Wing shape is already indicated to have been relatively short by the osteology, which is confirmed by specimens preserving soft tissue such as feathers. These specimens show that the wings of Scaniacypselus weren't as long and narrow as in modern swifts of similar size. The tail feathers of Scaniacypselus was only lightly forked.

==Phylogeny==
When first described researchers noted that the taxon shares several key characteristics with crown group swifts, consequently placing it in the subfamily Apodinae. The discovery of multiple additional specimens of S. szarskii however highlighted previously unknown features that set it apart from crown-group swifts. Mayr subsequently recovers Scaniacypselus not as a member of the family Apodinae, but instead as a more basal member of Apodidae.

==Paleobiology==
The broader wings of Scaniacypselus clearly show that the taxon is much less specialised than modern swifts. While true swifts are highly aerial animals that spend most their lifes in the air, Scaniacypselus lived a much less airborne life. However their feeding range was likely much more extensive than that of the modern treeswifts, which are limited to hunting grounds close to the forest canopy.

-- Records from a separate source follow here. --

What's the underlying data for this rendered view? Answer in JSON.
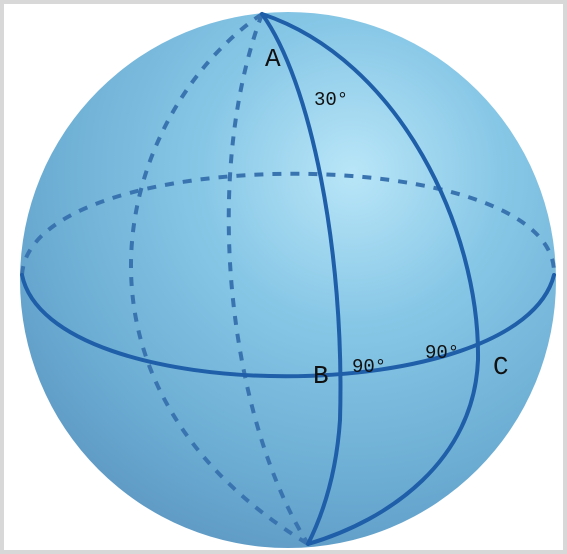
{
  "points": {
    "a": "A",
    "b": "B",
    "c": "C"
  },
  "angles": {
    "at_a": "30°",
    "at_b": "90°",
    "at_c": "90°"
  },
  "colors": {
    "sphere_light": "#a9dcf3",
    "sphere_mid": "#7bbfe0",
    "sphere_dark": "#5f9cc4",
    "great_circle": "#1f5ea8",
    "hidden_arc": "#3a74b0",
    "frame_border": "#d8d8d8"
  }
}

The feet of the bird also give clues to its lifestyle. In its hindlimb proportions Scaniacypselus is much more similar to treeswifts and hummingbirds as well as other perching birds than to true swifts. It is thought that the relatively reduced hindlimbs of swifts are linked to their highly aerial lifestyle, while the relative elongation of the tarsometatarsus is an adaptation to taking on a vertical position while roosting. The shortened toes and curved claws with strong flexing musculature would also aid in this behavior. Members of the genus Apus mark somewhat of a departure of those adaptations, their tarsometatarsus reducing in length likely due to the fact that out of all swift species they are the most aerial, rendering the adaptations for vertical roosting less significant (although the bone is still proportionally longer than in Scaniacypselus).

The less derived anatomy of the legs together with the less specialised wings indicate that Scaniacypselus lived a different lifestyle compared to its modern relatives, roosting and nesting in a different manner. Specifically, the ability to perch like hummingbirds and treeswifts suggest that the animal was much more arboreal and nested in trees, spending much less time in flight than true swifts.